Fairness for the People, by the People: Minority Collective Action
Omri Ben-Dov, Samira Samadi, Amartya Sanyal, Alexandru Ţifrea
TL;DR
The paper addresses fairness in ML by shifting focus from firm-side interventions to Algorithmic Collective Action (ACA), where a minority group relabels their own data to influence the learned model without altering the training pipeline. It introduces three model-agnostic methods (RB-label, RB-dist, RB-prob) to approximate counterfactual labels and demonstrates, across diverse datasets, that a small minority can substantially reduce fairness violations (e.g., EqOd) with limited accuracy loss. The work connects ACA to counterfactual and fair representation fairness, provides theoretical bounds on success and estimation error, and analyzes practical limitations when the minority is isolated.
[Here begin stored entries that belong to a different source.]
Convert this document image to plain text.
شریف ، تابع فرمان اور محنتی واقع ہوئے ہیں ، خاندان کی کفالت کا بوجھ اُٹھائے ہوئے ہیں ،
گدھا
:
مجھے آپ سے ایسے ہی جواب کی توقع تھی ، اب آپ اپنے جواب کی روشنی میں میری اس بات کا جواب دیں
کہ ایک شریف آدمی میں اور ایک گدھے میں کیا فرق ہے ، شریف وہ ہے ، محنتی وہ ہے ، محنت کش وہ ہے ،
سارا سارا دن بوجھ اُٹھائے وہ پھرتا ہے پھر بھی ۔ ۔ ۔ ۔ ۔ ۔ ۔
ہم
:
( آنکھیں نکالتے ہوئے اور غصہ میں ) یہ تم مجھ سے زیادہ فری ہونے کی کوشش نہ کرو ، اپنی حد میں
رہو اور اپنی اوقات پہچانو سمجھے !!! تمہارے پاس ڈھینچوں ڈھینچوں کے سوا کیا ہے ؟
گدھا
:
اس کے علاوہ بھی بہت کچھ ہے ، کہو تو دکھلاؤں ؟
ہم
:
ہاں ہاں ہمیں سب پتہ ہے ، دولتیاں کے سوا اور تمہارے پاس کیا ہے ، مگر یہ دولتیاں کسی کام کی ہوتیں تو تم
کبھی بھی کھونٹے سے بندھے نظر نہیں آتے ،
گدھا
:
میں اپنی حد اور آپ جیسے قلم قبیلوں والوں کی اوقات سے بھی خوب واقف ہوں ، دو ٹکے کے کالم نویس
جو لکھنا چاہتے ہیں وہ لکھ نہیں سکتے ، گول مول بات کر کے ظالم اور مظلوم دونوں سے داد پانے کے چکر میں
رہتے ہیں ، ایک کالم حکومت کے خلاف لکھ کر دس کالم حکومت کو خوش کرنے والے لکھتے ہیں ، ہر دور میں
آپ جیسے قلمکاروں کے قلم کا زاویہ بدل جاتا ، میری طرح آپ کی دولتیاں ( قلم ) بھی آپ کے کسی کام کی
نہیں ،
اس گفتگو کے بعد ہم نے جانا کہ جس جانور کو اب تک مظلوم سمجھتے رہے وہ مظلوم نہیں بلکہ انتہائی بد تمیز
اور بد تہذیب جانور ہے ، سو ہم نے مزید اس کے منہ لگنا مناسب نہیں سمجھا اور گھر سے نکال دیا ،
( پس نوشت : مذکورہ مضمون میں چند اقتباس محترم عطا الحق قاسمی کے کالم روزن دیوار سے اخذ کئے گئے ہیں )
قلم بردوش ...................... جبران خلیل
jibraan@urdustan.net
Overall, it shows a feasible, user-driven fairness mechanism with meaningful improvements and clear boundaries, suggesting directions for safer and more scalable deployment.
Abstract
Machine learning models often preserve biases present in training data, leading to unfair treatment of certain minority groups. Despite an array of existing firm-side bias mitigation techniques, they typically incur utility costs and require organizational buy-in. Recognizing that many models rely on user-contributed data, end-users can induce fairness through the framework of Algorithmic Collective Action, where a coordinated minority group strategically relabels its own data to enhance fairness, without altering the firm's training process. We propose three practical, model-agnostic methods to approximate ideal relabeling and validate them on real-world datasets. Our findings show that a subgroup of the minority can substantially reduce unfairness with a small impact on the overall prediction error.